Research Applications and Emerging Uses

Topological insulator research employs InAs/GaSb type-II superlattices exhibiting quantum spin Hall effects at temperatures up to 10 Kelvin. These systems demonstrate edge state conduction with quantized resistance of h/2e² (12.9 kilohms) under magnetic fields below 1 tesla. Quantum computing applications utilize InAs nanowires as Majorana fermion hosts, with signature zero-bias conductance peaks observed below 100 millikelvin.
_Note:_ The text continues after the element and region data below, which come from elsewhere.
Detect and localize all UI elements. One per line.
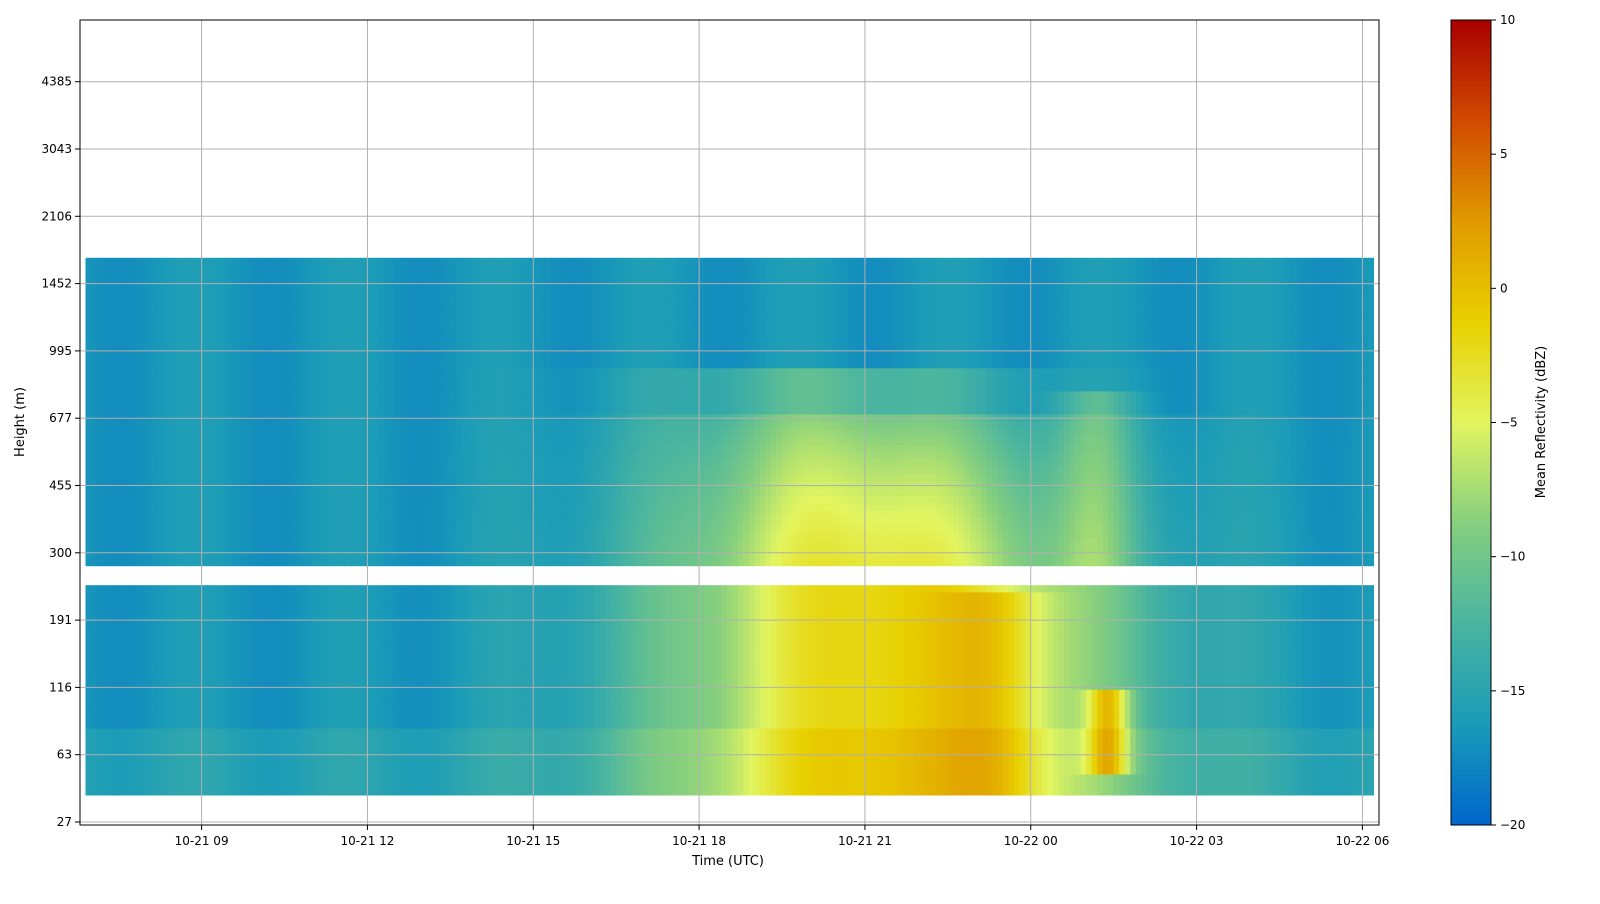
y-tick-label: 3043: [41, 142, 72, 156]
x-axis-ticks: 10-21 09 10-21 12 10-21 15 10-21 18 10-21 21…: [175, 825, 1390, 848]
y-tick-label: 2106: [41, 209, 72, 223]
y-tick-label: 455: [49, 479, 72, 493]
y-tick-label: 191: [49, 613, 72, 627]
colorbar-label: Mean Reflectivity (dBZ): [1534, 346, 1549, 499]
y-tick-label: 27: [57, 815, 72, 829]
y-tick-label: 63: [57, 748, 72, 762]
colorbar-tick-label: 10: [1500, 13, 1515, 27]
heatmap-field: [86, 258, 1375, 796]
y-tick-label: 116: [49, 680, 72, 694]
x-tick-label: 10-22 03: [1170, 834, 1224, 848]
colorbar-tick-label: −15: [1500, 684, 1525, 698]
x-tick-label: 10-21 15: [506, 834, 560, 848]
colorbar-ticks: 10 5 0 −5 −10 −15 −20: [1491, 13, 1525, 832]
y-tick-label: 4385: [41, 75, 72, 89]
colorbar-tick-label: −5: [1500, 416, 1518, 430]
y-axis-label: Height (m): [13, 387, 28, 457]
x-tick-label: 10-21 09: [175, 834, 229, 848]
colorbar: [1451, 20, 1491, 825]
x-tick-label: 10-22 00: [1004, 834, 1058, 848]
colorbar-tick-label: 5: [1500, 147, 1508, 161]
x-tick-label: 10-21 12: [340, 834, 394, 848]
y-axis-ticks: 27 63 116 191 300 455 677 995 1452 2106 3043 4385: [41, 75, 80, 829]
colorbar-tick-label: 0: [1500, 281, 1508, 295]
y-tick-label: 677: [49, 411, 72, 425]
y-tick-label: 995: [49, 344, 72, 358]
y-tick-label: 1452: [41, 277, 72, 291]
colorbar-tick-label: −20: [1500, 818, 1525, 832]
x-tick-label: 10-21 21: [838, 834, 892, 848]
colorbar-tick-label: −10: [1500, 550, 1525, 564]
y-tick-label: 300: [49, 546, 72, 560]
x-tick-label: 10-21 18: [672, 834, 726, 848]
x-tick-label: 10-22 06: [1335, 834, 1389, 848]
x-axis-label: Time (UTC): [691, 854, 764, 869]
Terahertz generation via photo-Dember effect produces radiation up to 5 terahertz with conversion efficiencies near 0.1% using femtosecond laser excitation. Quantum dot infrared photodetectors based on self-assembled InAs dots on gallium arsenide achieve multicolor detection from 5 to 20 micrometers with dark currents below 10^-5 amperes per square centimeter at 77 Kelvin. Emerging applications include spin-filter devices and non-reciprocal optical elements exploiting the strong spin-orbit coupling in InAs heterostructures.

Historical Development and Discovery

Initial investigations of indium arsenide began during the 1950s as part of comprehensive studies of III-V semiconductor systems. Early synthesis methods developed at Philips Research Laboratories in the Netherlands produced the first single crystals in 1952 using horizontal zone melting techniques. Band structure calculations by Herman in 1954 correctly predicted the direct bandgap nature and small energy separation between conduction and valence bands.

The first experimental confirmation of high electron mobility occurred in 1956 through Hall effect measurements by Welker at Siemens Research Laboratories, revealing values exceeding 20,000 square centimeters per volt-second at room temperature. Crystal growth improvements during the 1960s enabled production of materials with carrier concentrations below 10¹⁶ centimeters^-3, facilitating detailed investigations of electronic properties. The 1970s saw development of liquid phase epitaxy methods for heterostructure fabrication, while molecular beam epitaxy capabilities emerged during the 1980s enabling quantum well and superlattice structures.

Conclusion

Indium arsenide represents a technologically significant III-V semiconductor characterized by exceptional electron mobility and narrow direct bandgap. The zinc blende crystal structure provides the foundation for its electronic properties, while covalent-ionic bonding contributes to thermal and chemical stability. Applications span infrared optoelectronics, high-frequency electronics, and quantum devices, with ongoing research exploring topological phenomena and quantum information processing. Future developments will likely focus on heterostructure engineering, interface control, and integration with other material systems to exploit the unique properties of this remarkable semiconductor compound.